Sometimes it takes a miraculous intervention to save a life. Sometimes that life is your own.
When you’re suffering from a severe illness that medicine can’t fix, you hope that science is on your side. While doctors and scientists are constantly working to develop treatment methods that heal the body, the successful ones are ones that use stem cells or bone marrow transplants.
But sometimes, the terminology can get confusing.
In this article, we’ll help you know the difference between stem cell vs bone marrow transplant so you can choose the best option for yourself.
What Is a Bone Marrow Transplant?
A bone marrow transplant has been used for decades. It is a procedure whereby healthy cells from the bone marrow are transplanted into a patient with damaged or diseased bone marrow.
This can be a lifesaving treatment for conditions such as leukemia and lymphoma. Bone marrow transplants are generally considered to be more successful, due to the higher number of healthy cells that are transplanted.
This can lead to a quicker and more complete recovery. But this transplant is only an option for patients with a donor who is a close match. It is also a much more expensive procedure.
What Is a Stem Cell Transplant?
Stem cell transplants can be an option for patients who are unable to undergo a bone marrow transplant, either due to a lack of matching donors or due to health reasons.
The stem cells are usually taken from the patient’s peripheral blood instead of bone marrow. The stem cells are then transplanted back into the patient.
Stem cell transplants are less likely to result in transplant rejection. This is because stem cells have the ability to regenerate, whereas bone marrow does not.
Stem cells can also be cryopreserved, or frozen, which allows them to be stored for longer periods of time and makes them more readily available for transplant.
There are two types of stem cell transplants:
The patient’s own stem cells are collected and stored prior to treatment. This type has no risk of graft-versus-host disease (GVHD).
The stem cells are donated by a donor. GVHD is a serious complication that can occur after an allogeneic transplant, in which the donor’s immune cells attack the patient’s healthy cells.

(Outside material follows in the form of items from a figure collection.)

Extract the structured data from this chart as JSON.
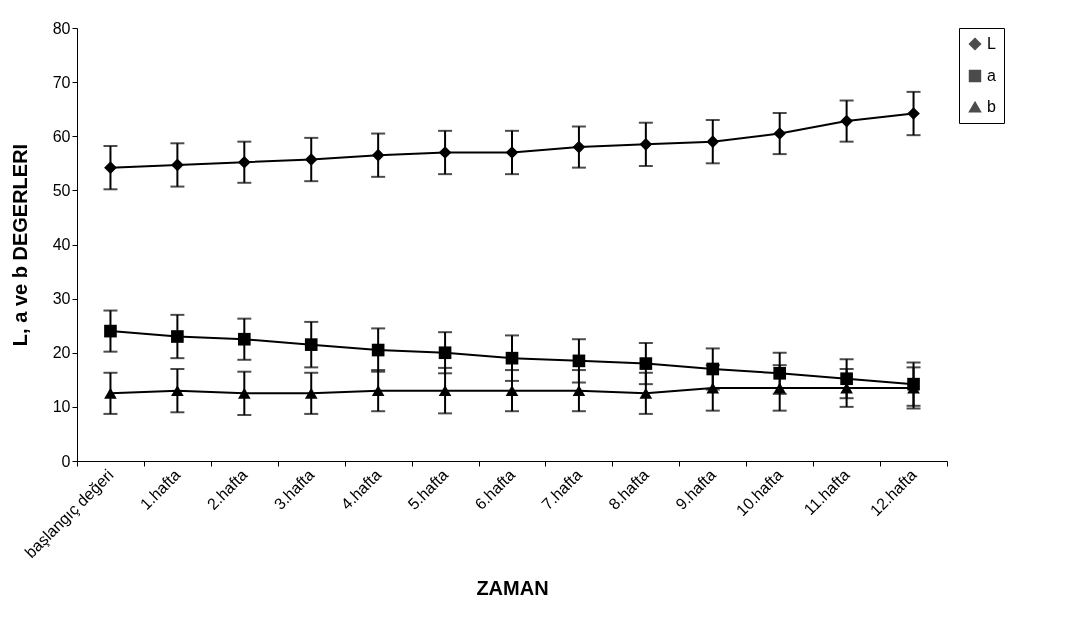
{
  "chart_data": {
    "type": "line",
    "xlabel": "ZAMAN",
    "ylabel": "L, a ve b DEGERLERI",
    "categories": [
      "başlangıç değeri",
      "1.hafta",
      "2.hafta",
      "3.hafta",
      "4.hafta",
      "5.hafta",
      "6.hafta",
      "7.hafta",
      "8.hafta",
      "9.hafta",
      "10.hafta",
      "11.hafta",
      "12.hafta"
    ],
    "series": [
      {
        "name": "L",
        "color": "#000000",
        "marker": "diamond",
        "values": [
          54.2,
          54.7,
          55.2,
          55.7,
          56.5,
          57,
          57,
          58,
          58.5,
          59,
          60.5,
          62.8,
          64.2
        ],
        "errors": [
          4,
          4,
          3.8,
          4,
          4,
          4,
          4,
          3.8,
          4,
          4,
          3.8,
          3.8,
          4
        ]
      },
      {
        "name": "a",
        "color": "#000000",
        "marker": "square",
        "values": [
          24,
          23,
          22.5,
          21.5,
          20.5,
          20,
          19,
          18.5,
          18,
          17,
          16.2,
          15.2,
          14.2
        ],
        "errors": [
          3.8,
          4,
          3.8,
          4.2,
          4,
          3.8,
          4.2,
          4,
          3.8,
          3.8,
          3.8,
          3.6,
          4
        ]
      },
      {
        "name": "b",
        "color": "#000000",
        "marker": "triangle",
        "values": [
          12.5,
          13,
          12.5,
          12.5,
          13,
          13,
          13,
          13,
          12.5,
          13.5,
          13.5,
          13.5,
          13.5
        ],
        "errors": [
          3.8,
          4,
          4,
          3.8,
          3.8,
          4.2,
          3.8,
          3.8,
          3.8,
          4.2,
          4.2,
          3.5,
          3.8
        ]
      }
    ],
    "ylim": [
      0,
      80
    ],
    "yticks": [
      0,
      10,
      20,
      30,
      40,
      50,
      60,
      70,
      80
    ],
    "grid": false,
    "legend": "right",
    "line_style": "solid"
  }
}
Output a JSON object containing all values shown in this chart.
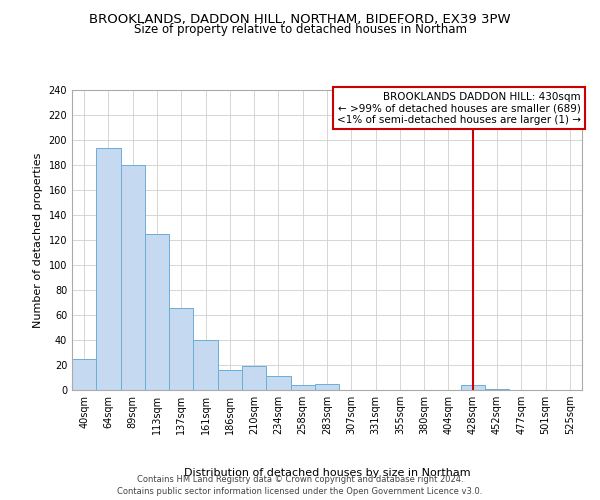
{
  "title": "BROOKLANDS, DADDON HILL, NORTHAM, BIDEFORD, EX39 3PW",
  "subtitle": "Size of property relative to detached houses in Northam",
  "xlabel": "Distribution of detached houses by size in Northam",
  "ylabel": "Number of detached properties",
  "bar_labels": [
    "40sqm",
    "64sqm",
    "89sqm",
    "113sqm",
    "137sqm",
    "161sqm",
    "186sqm",
    "210sqm",
    "234sqm",
    "258sqm",
    "283sqm",
    "307sqm",
    "331sqm",
    "355sqm",
    "380sqm",
    "404sqm",
    "428sqm",
    "452sqm",
    "477sqm",
    "501sqm",
    "525sqm"
  ],
  "bar_values": [
    25,
    194,
    180,
    125,
    66,
    40,
    16,
    19,
    11,
    4,
    5,
    0,
    0,
    0,
    0,
    0,
    4,
    1,
    0,
    0,
    0
  ],
  "bar_color": "#c5d9f0",
  "bar_edge_color": "#6baed6",
  "vline_x_index": 16,
  "vline_color": "#cc0000",
  "ylim": [
    0,
    240
  ],
  "yticks": [
    0,
    20,
    40,
    60,
    80,
    100,
    120,
    140,
    160,
    180,
    200,
    220,
    240
  ],
  "legend_title": "BROOKLANDS DADDON HILL: 430sqm",
  "legend_line1": "← >99% of detached houses are smaller (689)",
  "legend_line2": "<1% of semi-detached houses are larger (1) →",
  "legend_box_color": "#cc0000",
  "footnote1": "Contains HM Land Registry data © Crown copyright and database right 2024.",
  "footnote2": "Contains public sector information licensed under the Open Government Licence v3.0.",
  "grid_color": "#d0d0d0",
  "background_color": "#ffffff",
  "title_fontsize": 9.5,
  "subtitle_fontsize": 8.5,
  "axis_label_fontsize": 8,
  "tick_fontsize": 7,
  "legend_fontsize": 7.5,
  "footnote_fontsize": 6
}
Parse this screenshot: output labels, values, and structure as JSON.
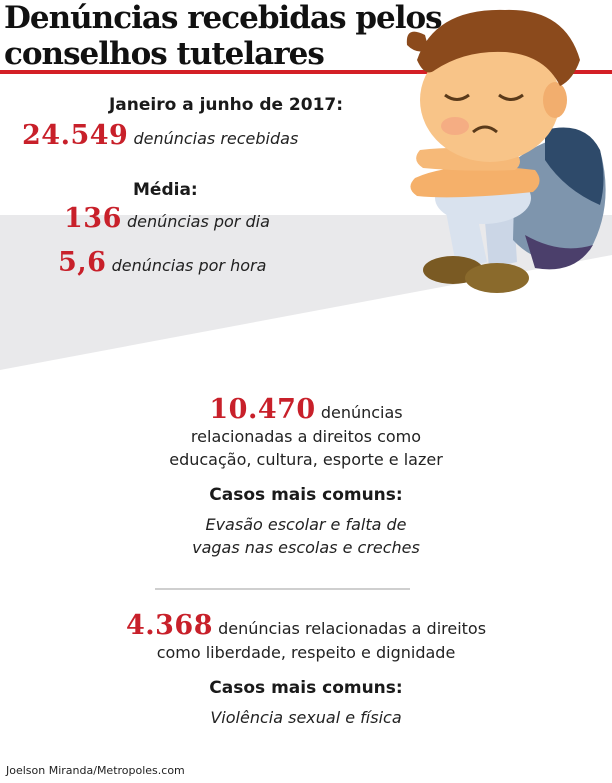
{
  "title_line1": "Denúncias recebidas pelos",
  "title_line2": "conselhos tutelares",
  "period_label": "Janeiro a junho de 2017:",
  "total": {
    "value": "24.549",
    "text": "denúncias recebidas"
  },
  "media_label": "Média:",
  "per_day": {
    "value": "136",
    "text": "denúncias por dia"
  },
  "per_hour": {
    "value": "5,6",
    "text": "denúncias por hora"
  },
  "block1": {
    "value": "10.470",
    "text1": "denúncias",
    "text2": "relacionadas a direitos como",
    "text3": "educação, cultura, esporte e lazer",
    "cases_label": "Casos mais comuns:",
    "cases1": "Evasão escolar e falta de",
    "cases2": "vagas nas escolas e creches"
  },
  "block2": {
    "value": "4.368",
    "text1": "denúncias relacionadas a direitos",
    "text2": "como liberdade, respeito e dignidade",
    "cases_label": "Casos mais comuns:",
    "cases1": "Violência sexual e física"
  },
  "credit": "Joelson Miranda/Metropoles.com",
  "colors": {
    "accent": "#c8202a",
    "rule": "#d41f26",
    "beam": "#e9e9eb"
  }
}
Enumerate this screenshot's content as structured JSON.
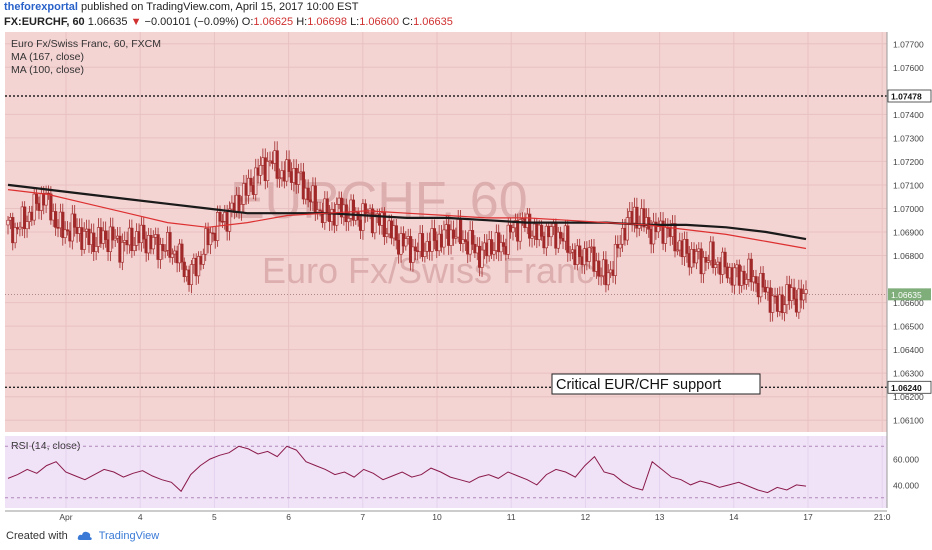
{
  "header": {
    "author": "theforexportal",
    "published_text": "published on TradingView.com, April 15, 2017 10:00 EST",
    "symbol": "FX:EURCHF, 60",
    "last_price": "1.06635",
    "change_arrow": "▼",
    "change": "−0.00101 (−0.09%)",
    "open_label": "O:",
    "open": "1.06625",
    "high_label": "H:",
    "high": "1.06698",
    "low_label": "L:",
    "low": "1.06600",
    "close_label": "C:",
    "close": "1.06635"
  },
  "legend": {
    "title": "Euro Fx/Swiss Franc, 60, FXCM",
    "ma1": "MA (167, close)",
    "ma2": "MA (100, close)"
  },
  "watermark": {
    "symbol": "EURCHF, 60",
    "name": "Euro Fx/Swiss Franc"
  },
  "annotation": "Critical EUR/CHF support",
  "rsi_label": "RSI (14, close)",
  "footer": {
    "created_with": "Created with",
    "brand": "TradingView"
  },
  "colors": {
    "price_bg": "#f4d3d3",
    "rsi_bg": "#f1e3f7",
    "candle": "#a02828",
    "ma167": "#1a1a1a",
    "ma100": "#dd3030",
    "rsi_line": "#8a1a4a",
    "last_price_tag": "#7fae7a"
  },
  "chart_data": {
    "type": "candlestick",
    "y_axis": {
      "range": [
        1.0605,
        1.0775
      ],
      "ticks": [
        "1.07700",
        "1.07600",
        "1.07400",
        "1.07300",
        "1.07200",
        "1.07100",
        "1.07000",
        "1.06900",
        "1.06800",
        "1.06600",
        "1.06500",
        "1.06400",
        "1.06300",
        "1.06200",
        "1.06100"
      ]
    },
    "x_axis": {
      "labels": [
        "Apr",
        "4",
        "5",
        "6",
        "7",
        "10",
        "11",
        "12",
        "13",
        "14",
        "17",
        "21:0"
      ]
    },
    "price_lines": [
      {
        "value": 1.07478,
        "label": "1.07478"
      },
      {
        "value": 1.0624,
        "label": "1.06240"
      }
    ],
    "last_price": {
      "value": 1.06635,
      "label": "1.06635"
    },
    "price_series": [
      1.0693,
      1.0691,
      1.0695,
      1.07,
      1.0706,
      1.0697,
      1.069,
      1.0692,
      1.0689,
      1.0686,
      1.0687,
      1.0688,
      1.0684,
      1.0686,
      1.0688,
      1.0686,
      1.0684,
      1.0683,
      1.0681,
      1.0672,
      1.0675,
      1.0685,
      1.0692,
      1.0696,
      1.07,
      1.0706,
      1.0712,
      1.0718,
      1.072,
      1.0714,
      1.0716,
      1.0711,
      1.0704,
      1.0699,
      1.0697,
      1.07,
      1.0698,
      1.0696,
      1.0698,
      1.0695,
      1.0692,
      1.0687,
      1.0685,
      1.0682,
      1.0684,
      1.0686,
      1.0688,
      1.069,
      1.0687,
      1.0684,
      1.068,
      1.0685,
      1.0683,
      1.069,
      1.0694,
      1.0692,
      1.0688,
      1.069,
      1.0689,
      1.0685,
      1.0678,
      1.0682,
      1.0676,
      1.067,
      1.0679,
      1.0693,
      1.0697,
      1.0694,
      1.069,
      1.0692,
      1.0688,
      1.0682,
      1.068,
      1.0678,
      1.0679,
      1.0676,
      1.0673,
      1.0671,
      1.0672,
      1.0668,
      1.0664,
      1.0658,
      1.0663,
      1.0662
    ],
    "series": [
      {
        "name": "MA (167, close)",
        "values": [
          1.071,
          1.0708,
          1.0706,
          1.0704,
          1.0702,
          1.07,
          1.0698,
          1.0698,
          1.0698,
          1.0697,
          1.0696,
          1.0696,
          1.0695,
          1.0694,
          1.0694,
          1.0694,
          1.0693,
          1.0693,
          1.0692,
          1.069,
          1.0687
        ]
      },
      {
        "name": "MA (100, close)",
        "values": [
          1.0708,
          1.0706,
          1.0702,
          1.0698,
          1.0694,
          1.0692,
          1.0694,
          1.0697,
          1.0698,
          1.0699,
          1.0698,
          1.0697,
          1.0696,
          1.0696,
          1.0695,
          1.0694,
          1.0693,
          1.0691,
          1.0689,
          1.0686,
          1.0683
        ]
      }
    ],
    "rsi": {
      "y_range": [
        22,
        78
      ],
      "ticks": [
        "60.000",
        "40.000"
      ],
      "levels": [
        70,
        30
      ],
      "values": [
        45,
        48,
        52,
        49,
        55,
        58,
        50,
        47,
        44,
        48,
        52,
        50,
        46,
        49,
        51,
        47,
        44,
        42,
        35,
        48,
        55,
        60,
        63,
        65,
        70,
        68,
        64,
        66,
        62,
        70,
        67,
        58,
        55,
        52,
        48,
        50,
        46,
        52,
        49,
        44,
        47,
        50,
        46,
        48,
        53,
        50,
        46,
        44,
        42,
        46,
        48,
        45,
        50,
        47,
        44,
        40,
        48,
        52,
        50,
        46,
        55,
        62,
        50,
        48,
        42,
        38,
        36,
        58,
        52,
        46,
        44,
        40,
        43,
        41,
        38,
        40,
        42,
        39,
        36,
        34,
        38,
        36,
        40,
        39
      ]
    }
  }
}
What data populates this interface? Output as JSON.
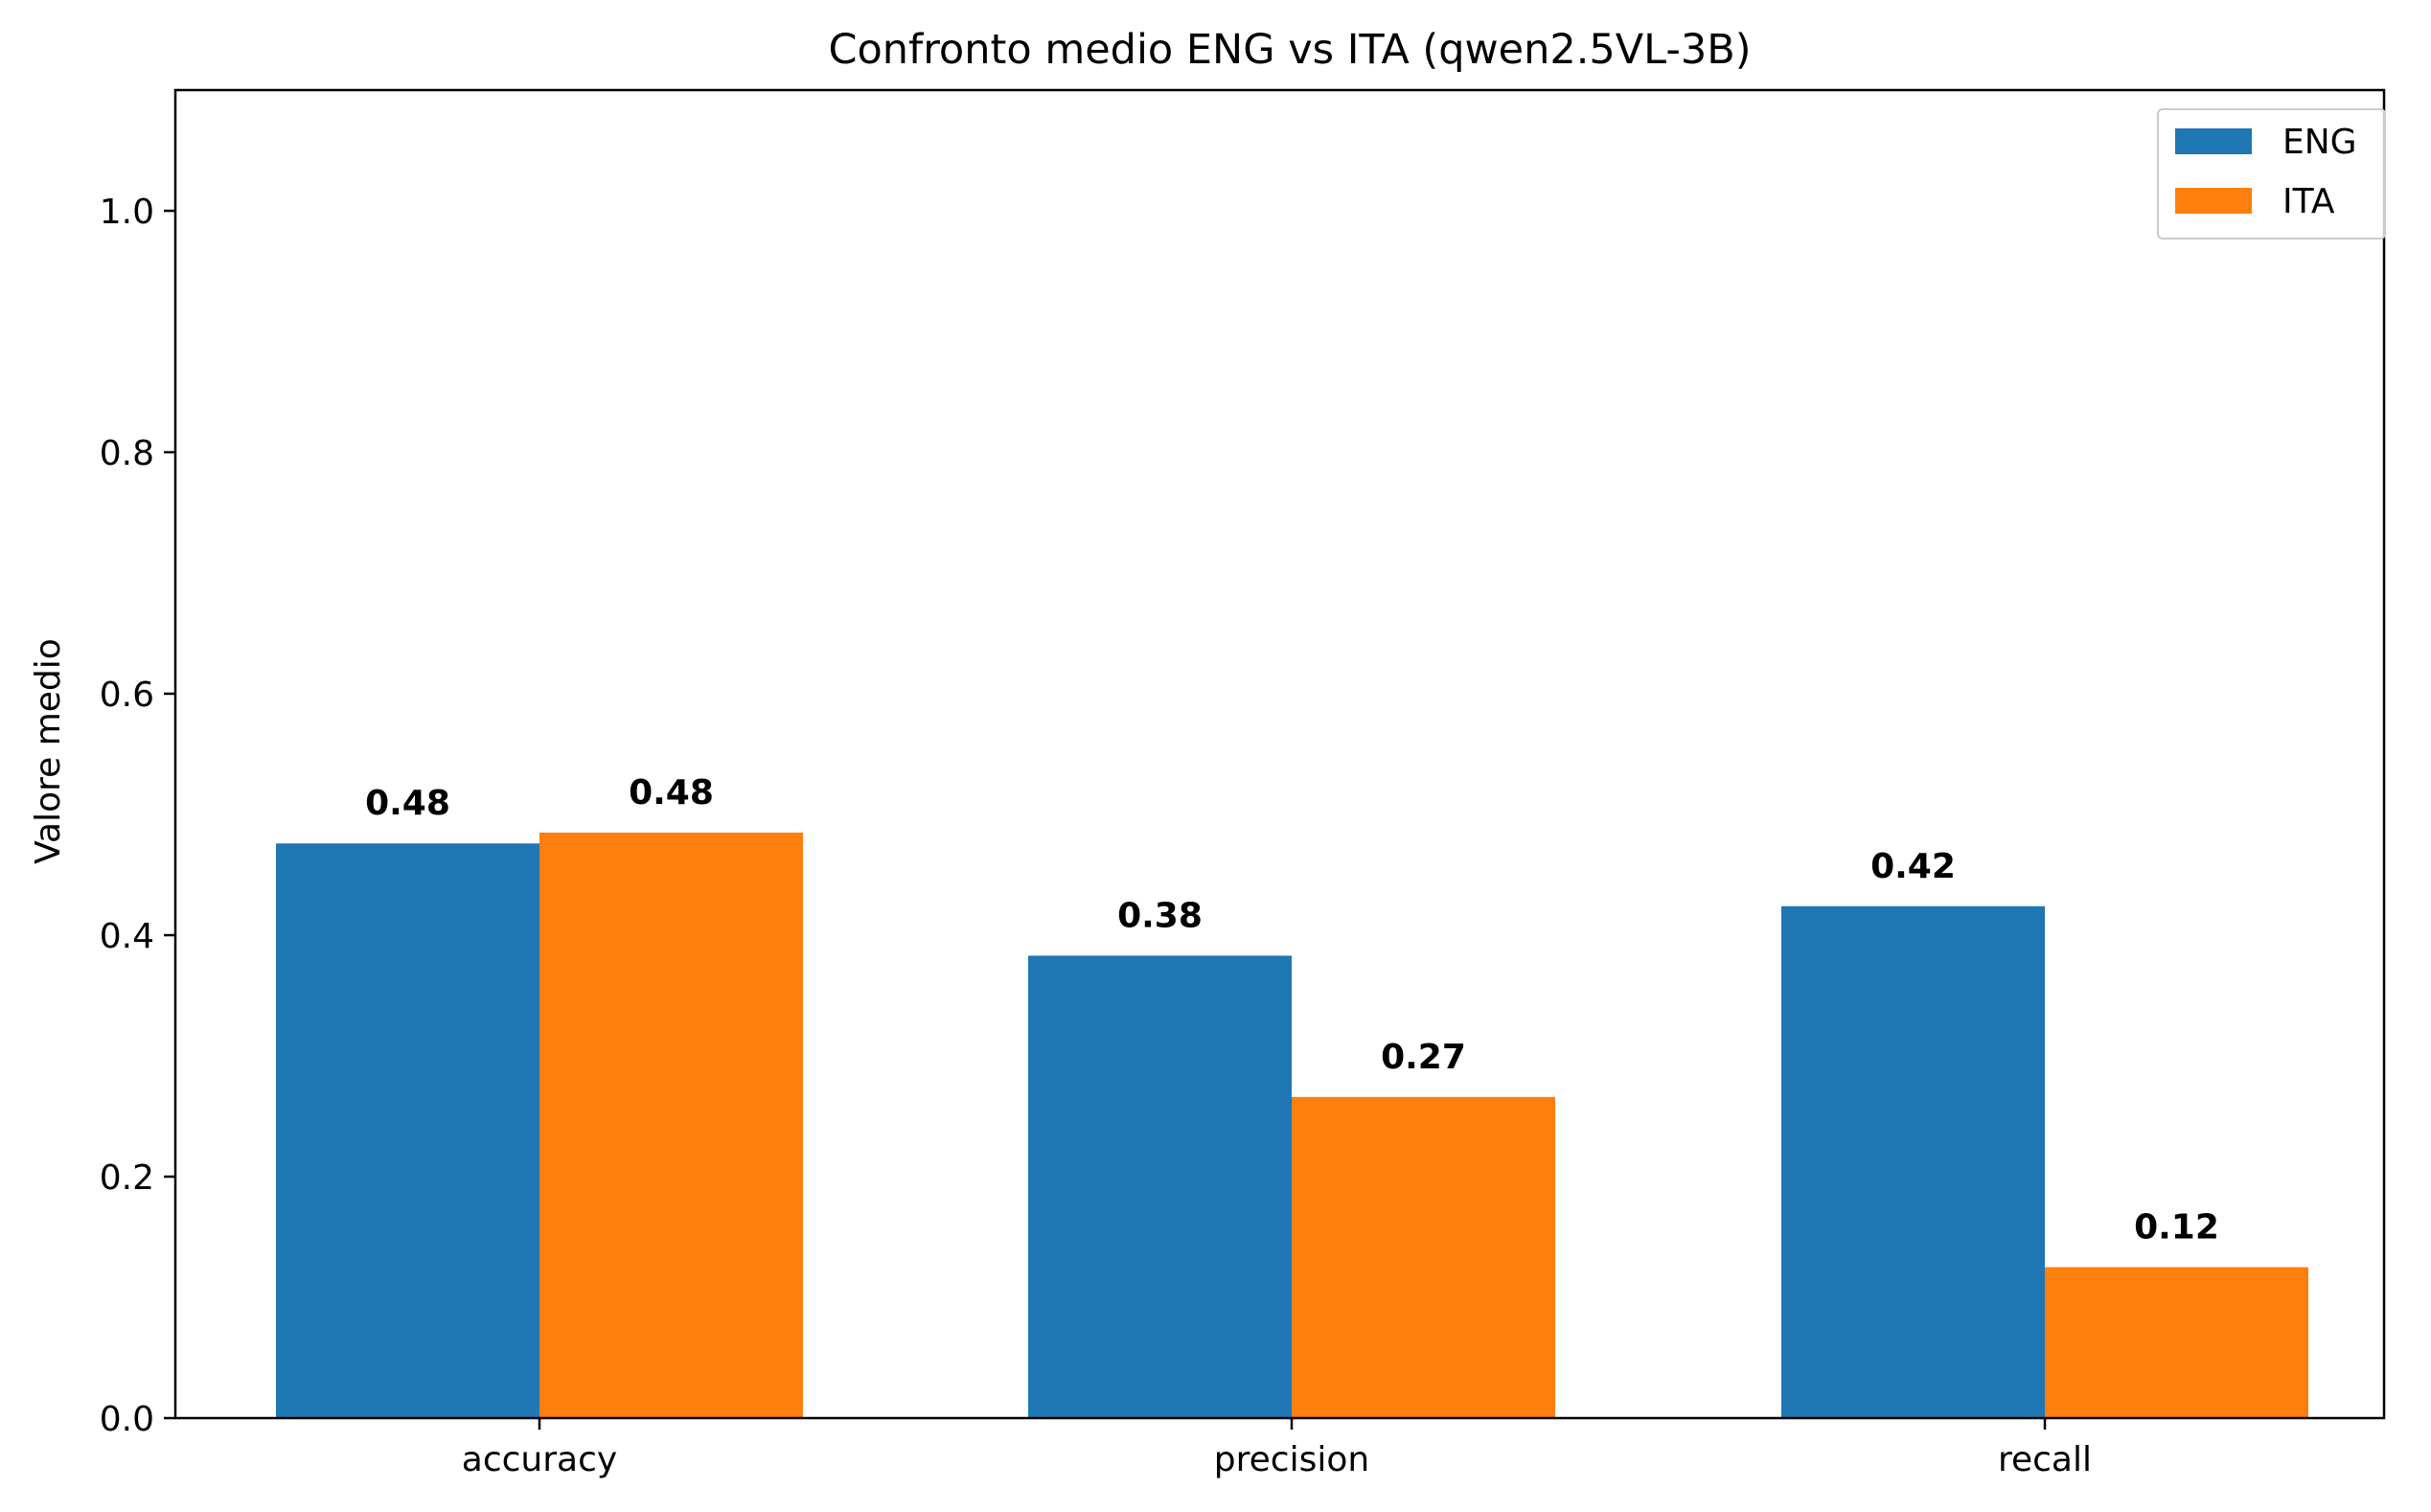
{
  "chart_data": {
    "type": "bar",
    "title": "Confronto medio ENG vs ITA (qwen2.5VL-3B)",
    "xlabel": "",
    "ylabel": "Valore medio",
    "ylim": [
      0,
      1.1
    ],
    "yticks": [
      "0.0",
      "0.2",
      "0.4",
      "0.6",
      "0.8",
      "1.0"
    ],
    "categories": [
      "accuracy",
      "precision",
      "recall"
    ],
    "series": [
      {
        "name": "ENG",
        "color": "#1f77b4",
        "values": [
          0.476,
          0.383,
          0.424
        ],
        "labels": [
          "0.48",
          "0.38",
          "0.42"
        ]
      },
      {
        "name": "ITA",
        "color": "#ff7f0e",
        "values": [
          0.485,
          0.266,
          0.125
        ],
        "labels": [
          "0.48",
          "0.27",
          "0.12"
        ]
      }
    ],
    "legend_position": "top-right",
    "grid": false
  }
}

This can happen because the donor and recipient have different tissue types (called HLA types). GVHD can be mild, moderate, or severe. It can start days or even months after the transplant.
Stem cell and bone marrow transplants are two different types of procedures used to treat cancer. The medicine keeps evolving stem cells for back pain, fungal infection, and other illnesses that can also cure.
Understanding Stem Cell vs Bone Marrow Transplant
There are many important differences between stem cell vs bone marrow transplant, including the type of cells used, the risks involved, and the potential benefits.
Ultimately, the decision on which type of transplant to undergo should be made based on the individual patient’s needs and preferences. It is important to consult with your doctor to determine which procedure is right for you.